Enfin, si on revient au titre original du film The feeling that the time for doing something has passed que l’on traduirait par « Le sentiment que le temps de faire quelque chose d’important est passé », nous pouvons ainsi conclure que non, le temps de faire quelque chose d’important n’est pas passé. Ann vit, lentement aux yeux de certains, mais elle vit. Elle vit chaque jour ces moments importants, c’est ce qui la façonne. Elle vit une vie imparfaite qui, tout du long, lui a tout de même permis de rencontrer Chris, d’améliorer sa relation avec sa grande sœur ou encore d’avoir une situation professionnelle satisfaisante. On se développe avec le temps et sans cette lenteur parfois de la vie, on ne se construirait pas, on n’apprendrait pas à se connaître. Joanna Arnow a souhaité dans ce film explorer une structure multi-dimensionnelle qui résonnerait avec la manière dont on peut se questionner sur nous-mêmes et sur nos relations. C’est chose faite. En tout cas, en faisant cette introspection avec Ann, on comprend ainsi un peu mieux la vulnérabilité et la tendresse de ce personnage principal atypique mais charmante.

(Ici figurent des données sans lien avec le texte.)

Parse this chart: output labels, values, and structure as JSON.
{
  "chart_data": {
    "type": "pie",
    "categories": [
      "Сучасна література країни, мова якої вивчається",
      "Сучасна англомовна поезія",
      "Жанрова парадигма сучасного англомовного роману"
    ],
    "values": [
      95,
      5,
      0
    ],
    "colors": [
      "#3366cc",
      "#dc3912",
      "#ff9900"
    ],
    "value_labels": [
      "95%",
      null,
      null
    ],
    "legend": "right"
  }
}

Bande annonce : La vie selon Ann

Fiche technique : La vie selon Ann

Titre original : The Feeling That the Time for Doing Something Has Passed

Réalisation et scénario : Joanna Arnow

Casting : Joanna Arnow (Ann), Scott Cohen (Allen), Babak Tafti (Chris), Alysia Reiner (La soeur), Barbara Weiserbs (La mère), David Arnow (Le père)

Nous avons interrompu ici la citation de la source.